City of Vicksburg to absorb natural gas increase totaling $1.6 Million
Published 3:11 pm Tuesday, November 2, 2021
The city of Vicksburg will absorb an increase in natural gas prices that could cost it more than $1 million, Mayor George Flaggs Jr. said Monday.
Flaggs said at Monday’s meeting of the Board of Mayor and Aldermen that the price the city pays for natural gas from its provider, Symmetry Energy Solutions, has doubled since 2020, adding that as the owner/operator of the system, “The city of Vicksburg is prepared to pay this additional expense estimated at $1.6 million without passing the cost on to the city gas customers.”
According to the U.S. Energy Information Administration, the price for natural gas in October 2020 was $2.39 per million British thermal units of gas. In November 2020, the price was $2.61 per MMBtu. As of Tuesday, the cost was $5.52 per MMBtu, according to information from the New York Mercantile Exchange or NYMEX.
Flaggs said the decision comes after a meeting with representatives with Utility Management Corp., the city’s natural gas consultants.
While it is hard to predict the type of winter the area will experience, Flaggs said, he would not recommend the board pass the increase to the city’s estimated 9,000 gas system customers. He said there is sufficient money in the gas department’s estimated $5 million reserve fund to cover the rate increase.

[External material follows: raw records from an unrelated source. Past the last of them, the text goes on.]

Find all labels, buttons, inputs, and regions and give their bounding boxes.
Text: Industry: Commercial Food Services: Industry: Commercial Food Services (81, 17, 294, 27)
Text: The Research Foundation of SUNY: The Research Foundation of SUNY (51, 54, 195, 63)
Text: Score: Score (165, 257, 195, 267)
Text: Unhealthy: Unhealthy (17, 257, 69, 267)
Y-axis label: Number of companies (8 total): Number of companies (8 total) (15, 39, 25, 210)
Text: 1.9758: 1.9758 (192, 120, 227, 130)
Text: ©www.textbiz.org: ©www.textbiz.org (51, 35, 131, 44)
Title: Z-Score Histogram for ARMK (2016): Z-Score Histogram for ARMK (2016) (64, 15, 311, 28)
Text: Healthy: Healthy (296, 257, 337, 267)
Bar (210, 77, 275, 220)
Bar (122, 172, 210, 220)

“I don’t think we should raise the rates and give the raises (to employees) at the same time; it just doesn’t make any sense,” Flaggs said. “I can’t guarantee there won’t be a rate increase next year but I think it’s counter-productive for us to raise the rate and give the raises at the same time.
“I prefer cutting raises and cutting employees before we start to continue to pass on the cost of gas to people on fixed incomes and the poor people of this city. I refuse to do it,” he said.
Flaggs said city officials would monitor gas prices.
According to the consultants, city accounting director Doug Whittington said, the city’s $1.6 million loss is based on gas prices remaining level through March.
“We’re going to lock in on half of what we used last year,” Whittington said. “So we at least hedge ourselves by locking in on half our gas, to make sure we’re only losing $800,000 if gas prices go up.”
The city used 413,000 MMBtu last winter, he said and presently has 96,000 MMBtu in storage.
“We don’t know (if gas prices will drop); anything can happen in the world. We’re keeping half our gas at the $800,000 loss. Then we’re going to monitor (the cost) daily,” he said.
“If we have a real warm winter then the gas may come down below what we’ve locked in and then we’ll start looking into that. We’re hoping for a mild winter and to not lose any more than $1.6 million,” Whittington said.